Après six ans et demi de procédure, la cour administrative d’appel de Bordeaux a entériné l’indemnisation de cinq habitants de deux villages de Haute Gironde, voisins de la ligne à grande vitesse (LGV). La société concessionnaire Lisea a été condamnée à verser des sommes allant de 51 000 à 241 000 euros aux riverains de Laruscade et Cavignac, pour les nuisances sonores causées par le passage des trains depuis la mise en service de la LGV en juillet 2017.

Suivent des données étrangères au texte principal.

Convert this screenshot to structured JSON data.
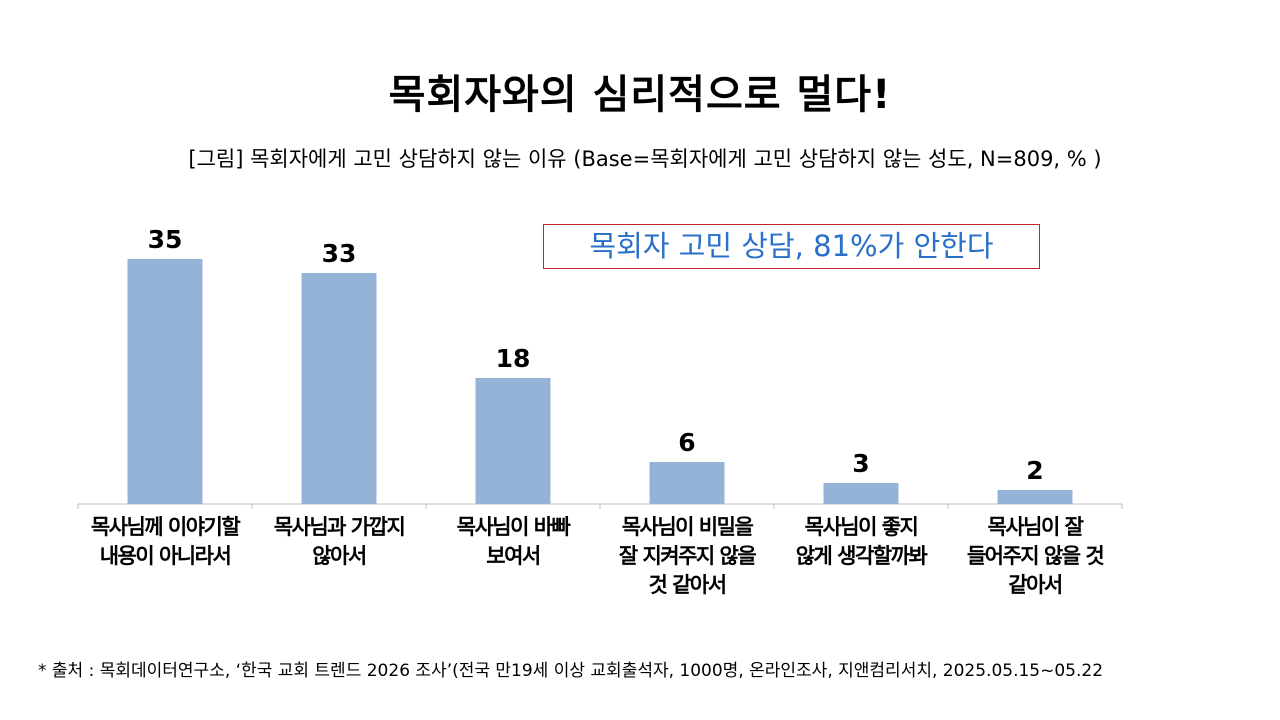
{
  "title": "목회자와의 심리적으로 멀다!",
  "subtitle": "[그림] 목회자에게 고민 상담하지 않는 이유 (Base=목회자에게 고민 상담하지 않는 성도, N=809, % )",
  "callout": "목회자 고민 상담, 81%가 안한다",
  "footnote": "* 출처 : 목회데이터연구소, ‘한국 교회 트렌드 2026 조사’(전국 만19세 이상 교회출석자, 1000명, 온라인조사, 지앤컴리서치, 2025.05.15~05.22",
  "chart_data": {
    "type": "bar",
    "categories": [
      [
        "목사님께 이야기할",
        "내용이 아니라서"
      ],
      [
        "목사님과 가깝지",
        "않아서"
      ],
      [
        "목사님이 바빠",
        "보여서"
      ],
      [
        "목사님이 비밀을",
        "잘 지켜주지 않을",
        "것 같아서"
      ],
      [
        "목사님이 좋지",
        "않게 생각할까봐"
      ],
      [
        "목사님이 잘",
        "들어주지 않을 것",
        "같아서"
      ]
    ],
    "values": [
      35,
      33,
      18,
      6,
      3,
      2
    ],
    "ylim": [
      0,
      40
    ],
    "bar_color": "#95b3d7",
    "axis_color": "#bfbfbf"
  }
}
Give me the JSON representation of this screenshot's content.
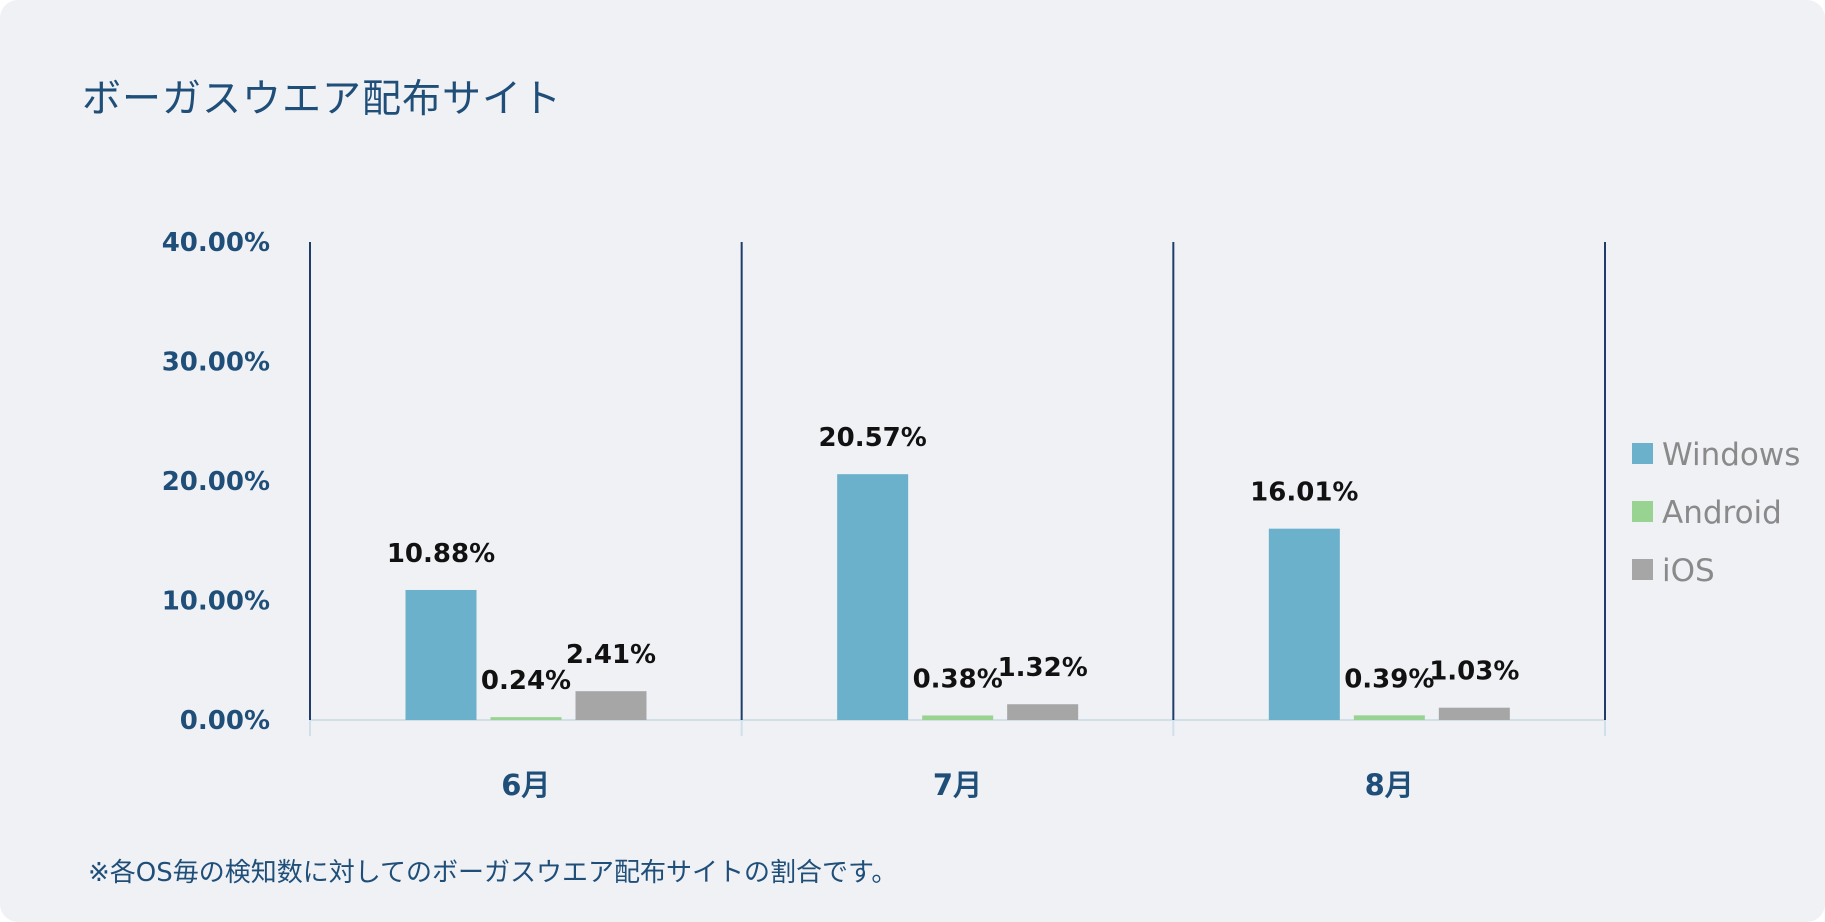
{
  "title": "ボーガスウエア配布サイト",
  "footnote": "※各OS毎の検知数に対してのボーガスウエア配布サイトの割合です。",
  "chart_data": {
    "type": "bar",
    "categories": [
      "6月",
      "7月",
      "8月"
    ],
    "series": [
      {
        "name": "Windows",
        "color": "#6cb1cb",
        "values": [
          10.88,
          20.57,
          16.01
        ],
        "labels": [
          "10.88%",
          "20.57%",
          "16.01%"
        ]
      },
      {
        "name": "Android",
        "color": "#99d392",
        "values": [
          0.24,
          0.38,
          0.39
        ],
        "labels": [
          "0.24%",
          "0.38%",
          "0.39%"
        ]
      },
      {
        "name": "iOS",
        "color": "#a6a6a6",
        "values": [
          2.41,
          1.32,
          1.03
        ],
        "labels": [
          "2.41%",
          "1.32%",
          "1.03%"
        ]
      }
    ],
    "ylim": [
      0,
      40
    ],
    "yticks": [
      0,
      10,
      20,
      30,
      40
    ],
    "ytick_labels": [
      "0.00%",
      "10.00%",
      "20.00%",
      "30.00%",
      "40.00%"
    ],
    "legend_position": "right",
    "category_separators": true,
    "grid": false
  }
}
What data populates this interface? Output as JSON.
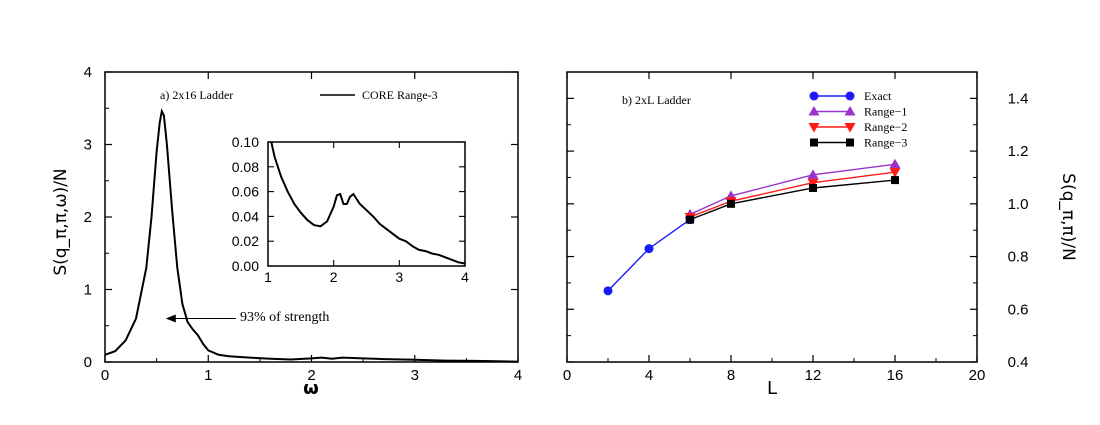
{
  "colors": {
    "exact": "#1a1aff",
    "range1": "#9933cc",
    "range2": "#ff1a1a",
    "range3": "#000000"
  },
  "chart_data": [
    {
      "type": "line",
      "panel_label": "a) 2x16 Ladder",
      "xlabel": "ω",
      "ylabel": "S(q_π,π,ω)/N",
      "xlim": [
        0,
        4
      ],
      "ylim": [
        0,
        4
      ],
      "xticks": [
        "0",
        "1",
        "2",
        "3",
        "4"
      ],
      "yticks": [
        "0",
        "1",
        "2",
        "3",
        "4"
      ],
      "series": [
        {
          "name": "CORE Range-3",
          "x": [
            0,
            0.1,
            0.2,
            0.3,
            0.4,
            0.45,
            0.5,
            0.53,
            0.55,
            0.57,
            0.6,
            0.65,
            0.7,
            0.75,
            0.8,
            0.85,
            0.9,
            0.95,
            1.0,
            1.1,
            1.2,
            1.4,
            1.6,
            1.8,
            2.0,
            2.1,
            2.2,
            2.3,
            2.5,
            2.7,
            3.0,
            3.3,
            3.6,
            3.8,
            4.0
          ],
          "y": [
            0.1,
            0.15,
            0.3,
            0.6,
            1.3,
            2.0,
            2.9,
            3.3,
            3.46,
            3.4,
            3.0,
            2.1,
            1.3,
            0.8,
            0.55,
            0.45,
            0.37,
            0.25,
            0.16,
            0.1,
            0.08,
            0.06,
            0.045,
            0.035,
            0.05,
            0.06,
            0.045,
            0.06,
            0.05,
            0.04,
            0.03,
            0.02,
            0.015,
            0.01,
            0.005
          ]
        }
      ],
      "annotation": "93% of strength",
      "annotation_arrow_to": {
        "x": 0.55,
        "y": 0.6
      }
    },
    {
      "type": "line",
      "inset_of": "a) 2x16 Ladder",
      "xlim": [
        1,
        4
      ],
      "ylim": [
        0,
        0.1
      ],
      "xticks": [
        "1",
        "2",
        "3",
        "4"
      ],
      "yticks": [
        "0.00",
        "0.02",
        "0.04",
        "0.06",
        "0.08",
        "0.10"
      ],
      "series": [
        {
          "x": [
            1.05,
            1.1,
            1.2,
            1.3,
            1.4,
            1.5,
            1.6,
            1.7,
            1.8,
            1.9,
            2.0,
            2.05,
            2.1,
            2.15,
            2.2,
            2.25,
            2.3,
            2.35,
            2.4,
            2.5,
            2.6,
            2.7,
            2.8,
            2.9,
            3.0,
            3.1,
            3.2,
            3.3,
            3.4,
            3.5,
            3.6,
            3.7,
            3.8,
            3.9,
            4.0
          ],
          "y": [
            0.1,
            0.088,
            0.072,
            0.06,
            0.05,
            0.043,
            0.037,
            0.033,
            0.032,
            0.036,
            0.048,
            0.057,
            0.058,
            0.05,
            0.05,
            0.056,
            0.058,
            0.054,
            0.05,
            0.045,
            0.04,
            0.034,
            0.03,
            0.026,
            0.022,
            0.02,
            0.016,
            0.013,
            0.012,
            0.01,
            0.009,
            0.007,
            0.005,
            0.003,
            0.002
          ]
        }
      ]
    },
    {
      "type": "line",
      "panel_label": "b) 2xL Ladder",
      "xlabel": "L",
      "ylabel": "S(q_π,π)/N",
      "xlim": [
        0,
        20
      ],
      "ylim": [
        0.4,
        1.5
      ],
      "xticks": [
        "0",
        "4",
        "8",
        "12",
        "16",
        "20"
      ],
      "yticks": [
        "0.4",
        "0.6",
        "0.8",
        "1.0",
        "1.2",
        "1.4"
      ],
      "legend_position": "top-right",
      "series": [
        {
          "name": "Exact",
          "marker": "circle",
          "x": [
            2,
            4,
            6
          ],
          "y": [
            0.67,
            0.83,
            0.94
          ]
        },
        {
          "name": "Range−1",
          "marker": "triangle-up",
          "x": [
            6,
            8,
            12,
            16
          ],
          "y": [
            0.96,
            1.03,
            1.11,
            1.15
          ]
        },
        {
          "name": "Range−2",
          "marker": "triangle-down",
          "x": [
            6,
            8,
            12,
            16
          ],
          "y": [
            0.95,
            1.01,
            1.08,
            1.12
          ]
        },
        {
          "name": "Range−3",
          "marker": "square",
          "x": [
            6,
            8,
            12,
            16
          ],
          "y": [
            0.94,
            1.0,
            1.06,
            1.09
          ]
        }
      ]
    }
  ]
}
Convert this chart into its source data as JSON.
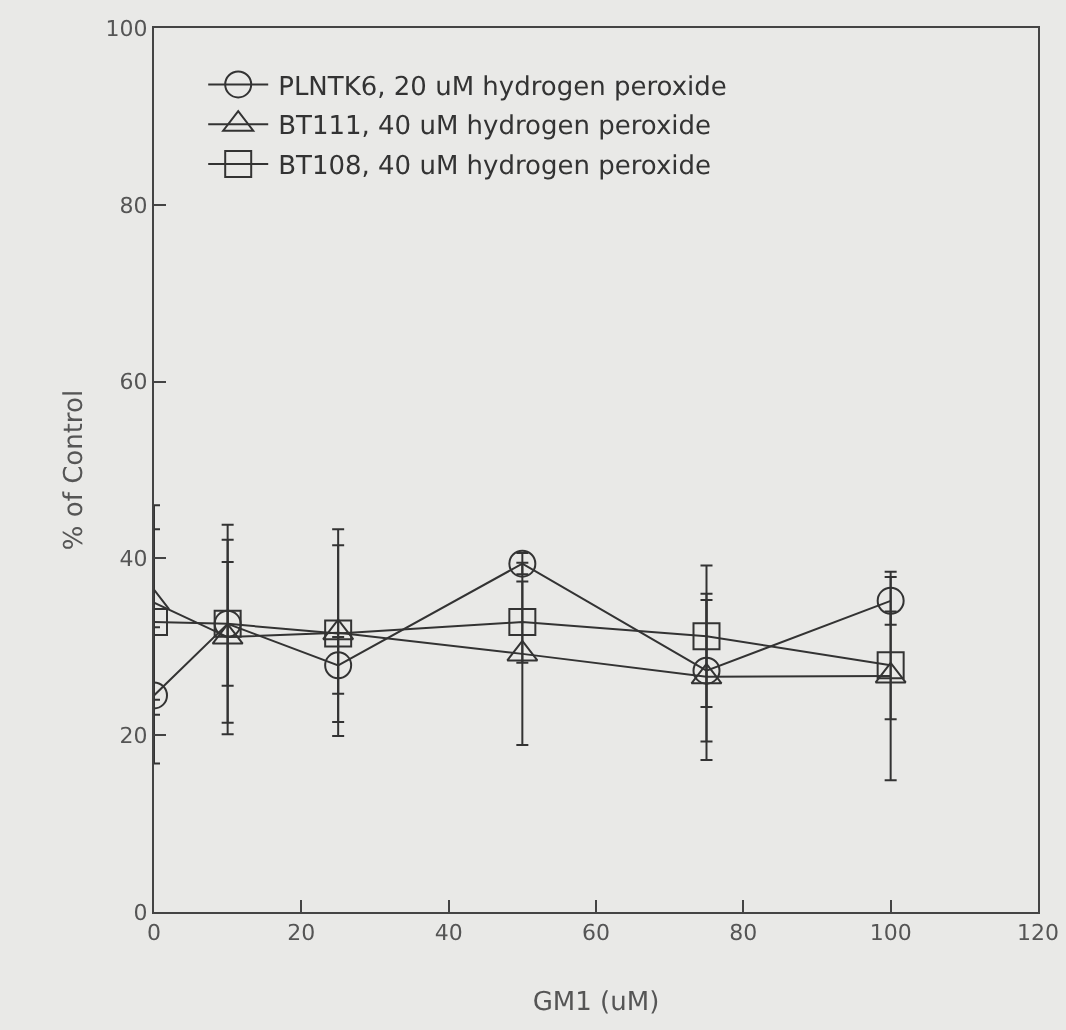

Un jugement confirmé en appel
En juin 2024, le tribunal administratif de Bordeaux avait déjà reconnu une moins-value immobilière potentielle de l’ordre de 25 % et des troubles liés aux bruits et vibrations. La cour administrative d’appel a confirmé ce jugement, rejetant les arguments de Lisea qui espérait une diminution des condamnations. Les cinq maisons concernées se situent dans un rayon de 60 à 150 mètres de la ligne.
Une procédure longue et coûteuse
La procédure a duré six ans et demi. En octobre 2020, les habitants avaient saisi la juridiction administrative pour une demande d’expertise judiciaire, accordée mais nécessitant un financement de 10 000 euros et des frais d’avocat. « Au nom de l’intérêt général, l’État ou un concessionnaire d’ouvrage public ne peut outrepasser les droits des citoyens riverains. Il faut contrebalancer le préjudice ainsi occasionné au quotidien par une indemnisation », a résumé Me Norbert Bouhet, avocat des demandeurs.
Lors de l’audience en juin 2024, Me Bouhet avait décrit l’impact sonore : « Je ne sais pas si le tribunal se représente ce que c’est, mais ils ont l’impression d’être dans l’aire d’atterrissage ou de décollage d’un avion à réaction. » Lisea s’était appuyée sur sa propre expertise en appel, mais la cour n’a pas été convaincue.